White Ranger's Arrival in 'Power Rangers' Comic Is "Emotionally Mature"
'Power Rangers' editor Dafna Pleban and series writer Ryan Parrot reveal how the White Ranger has changed since 1995.
It was a little over 24 years ago when Tommy, the former evil Green Ranger, upgraded to become the holy White Ranger in the nostalgic television series Mighty Morphin Power Rangers. Now in 2019, the reboot comic book series from BOOM! Studios has reintroduced Tommy as the White Ranger in the same trajectory as the TV show. But some things have changed since the ‘90s
As new series writer Ryan Parrot and editor Dafna Pleban tell Inverse, the Power Rangers comic book is allowed room to be more “emotionally mature” about change and the evolution of friendships than the TV show.
“Just by the nature of what the show was and the audience it was being produced for, [the show] just didn’t have room to explore,” Pleban says. “We can explore what it means to lead. Responsibility is something we explore. For Tommy the White Ranger, in a contemporary setting, comics and the genre is really open to that emotional nuance that has grown with the audience.”
“The comics get to slow down the story a bit,” says Ryan Parrot. “We get to dig into the perks of the characters. This book gives us the opportunity to really examine that transition from Green to White Ranger, asking tough questions: Was it easy? What are new stuff he wasn’t expecting? Also coming out of ‘Shattered Grid,’ all those things will create a new, contemporary character.”
Pleban adds, “The genre is allowed to be more emotionally mature.” This doesn’t mean the Power Rangers will be grim and gritty, Pleban says. “Doesn’t mean it’s darker or gorier. It just means it’s got more humanity.”
To recap: In the original Mighty Morphin Power Rangers TV show, Tommy (played by Jason David Frank) went from being the puppet of Rita Repulsa as her evil Green Ranger to fighting for good as the White Ranger. The comic from BOOM! Studios has roughly followed this story, albeit in a contemporary setting with modern teenagers. (In the series’ first issue, Billy the Blue Ranger mentions sharing homework via cloud storage.)
In the aftermath of the series’ two biggest storylines from 2018, “Shattered Grid” and “Beyond the Grid” that starred a mis-mash of different Power Rangers, Mighty Morphin Power Rangers #40 (available now) returns attention to the Mighty Morphin team in a new arc, titled “Necessary Evil.”
But things are different: Not only are Jason, Zack, and Trini replaced by new kids Rocky, Adam, and Aisha as the new Red, Black, and Yellow Rangers (again, like the TV show), but Tommy is now the White Ranger.
How Tommy became the White Ranger remains to be seen. For now, it is simply the new status quo, and there is a lot of “getting used to” to make.

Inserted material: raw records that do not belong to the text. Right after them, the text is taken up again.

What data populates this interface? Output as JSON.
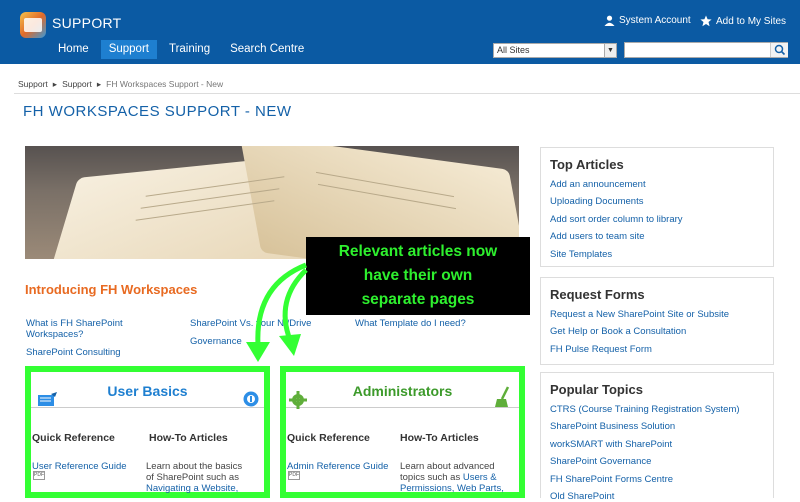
{
  "header": {
    "site_title": "SUPPORT",
    "system_account": "System Account",
    "add_to_my_sites": "Add to My Sites",
    "scope": "All Sites",
    "search_placeholder": ""
  },
  "nav": [
    {
      "label": "Home"
    },
    {
      "label": "Support"
    },
    {
      "label": "Training"
    },
    {
      "label": "Search Centre"
    }
  ],
  "breadcrumb": {
    "items": [
      "Support",
      "Support"
    ],
    "current": "FH Workspaces Support - New"
  },
  "page_title": "FH WORKSPACES SUPPORT - NEW",
  "intro": {
    "heading": "Introducing FH Workspaces",
    "links": [
      "What is FH SharePoint Workspaces?",
      "SharePoint Consulting",
      "SharePoint Vs. your N:/Drive",
      "Governance",
      "What Template do I need?"
    ]
  },
  "callout": {
    "line1": "Relevant articles now",
    "line2": "have their own",
    "line3": "separate pages"
  },
  "user_basics": {
    "title": "User Basics",
    "quick_ref": "Quick Reference",
    "howto": "How-To Articles",
    "guide": "User Reference Guide",
    "desc1": "Learn about the basics",
    "desc2": "of SharePoint such as",
    "desc3": "Navigating a Website,",
    "pdf": "PDF"
  },
  "administrators": {
    "title": "Administrators",
    "quick_ref": "Quick Reference",
    "howto": "How-To Articles",
    "guide": "Admin Reference Guide",
    "desc1": "Learn about advanced",
    "desc2": "topics such as",
    "desc2_link": "Users &",
    "desc3": "Permissions, Web Parts,",
    "pdf": "PDF"
  },
  "top_articles": {
    "title": "Top Articles",
    "items": [
      "Add an announcement",
      "Uploading Documents",
      "Add sort order column to library",
      "Add users to team site",
      "Site Templates"
    ]
  },
  "request_forms": {
    "title": "Request Forms",
    "items": [
      "Request a New SharePoint Site or Subsite",
      "Get Help or Book a Consultation",
      "FH Pulse Request Form"
    ]
  },
  "popular_topics": {
    "title": "Popular Topics",
    "items": [
      "CTRS (Course Training Registration System)",
      "SharePoint Business Solution",
      "workSMART with SharePoint",
      "SharePoint Governance",
      "FH SharePoint Forms Centre",
      "Old SharePoint"
    ]
  },
  "colors": {
    "header_bg": "#0b5aa3",
    "nav_active": "#1e7fd0",
    "title_blue": "#1461a8",
    "intro_orange": "#e86a21",
    "highlight_green": "#33ff33",
    "admin_green": "#3c9a2a"
  }
}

“We were looking for a way to come back, and it felt like a nice natural progression to do that with the White Ranger,” says Parrot. “It opened up a lot of great narrative questions. Tommy transitioning form outsider to leader and what it means to deal with powers and the day-to-day dynamics of the group.”
Pleban and Parrot say that Tommy’s growth into the leader of the Power Rangers, and the adjustment of Rocky, Adam, and Aisha becoming superheroes, is a reflection of how Tommy when he first arrived as the Green Ranger.
“Tommy had a really significant arc going into ‘Shattered Grid’ realizing he is part of something bigger,” says Pleban. “That he doesn’t have to tend to his damage alone, that he has friends looking out for him. With the White Ranger arc he’s gonna discover what it actually means to be responsible for others.”
In a world of spandex-clad superheroes, the title “Necessary Evil” suggests a lot of difficult decisions will follow both the Power Rangers and the villains they keep from taking over the world.
“That title is for every single character who is gonna find the limit of what they’re willing to sacrifice to accomplish a goal,” says Pleban. “The idea of responsibility and power — there’s a lot of things people can tell themselves are doing for the right reasons. We’re not looking to tell a cynical story. They’re heroes for a season. That limit and who fights to go over it is for them to decide who is the hero and who is not. Everyone is a hero in their mind.”
After two years of the Green Ranger, Parrot — who took over writing duties from Kyle Higgins and Marguerite Bennett with issue #40 — felt it was time to bring the White Ranger to light.
“I don’t want to create controversy, but the White Ranger is the coolest looking Ranger,” he says. “When we go to conventions, I see that cosplay more than anybody. It’s exciting to dig into that character in the books.”
Mighty Morphin Power Rangers #40 is available now.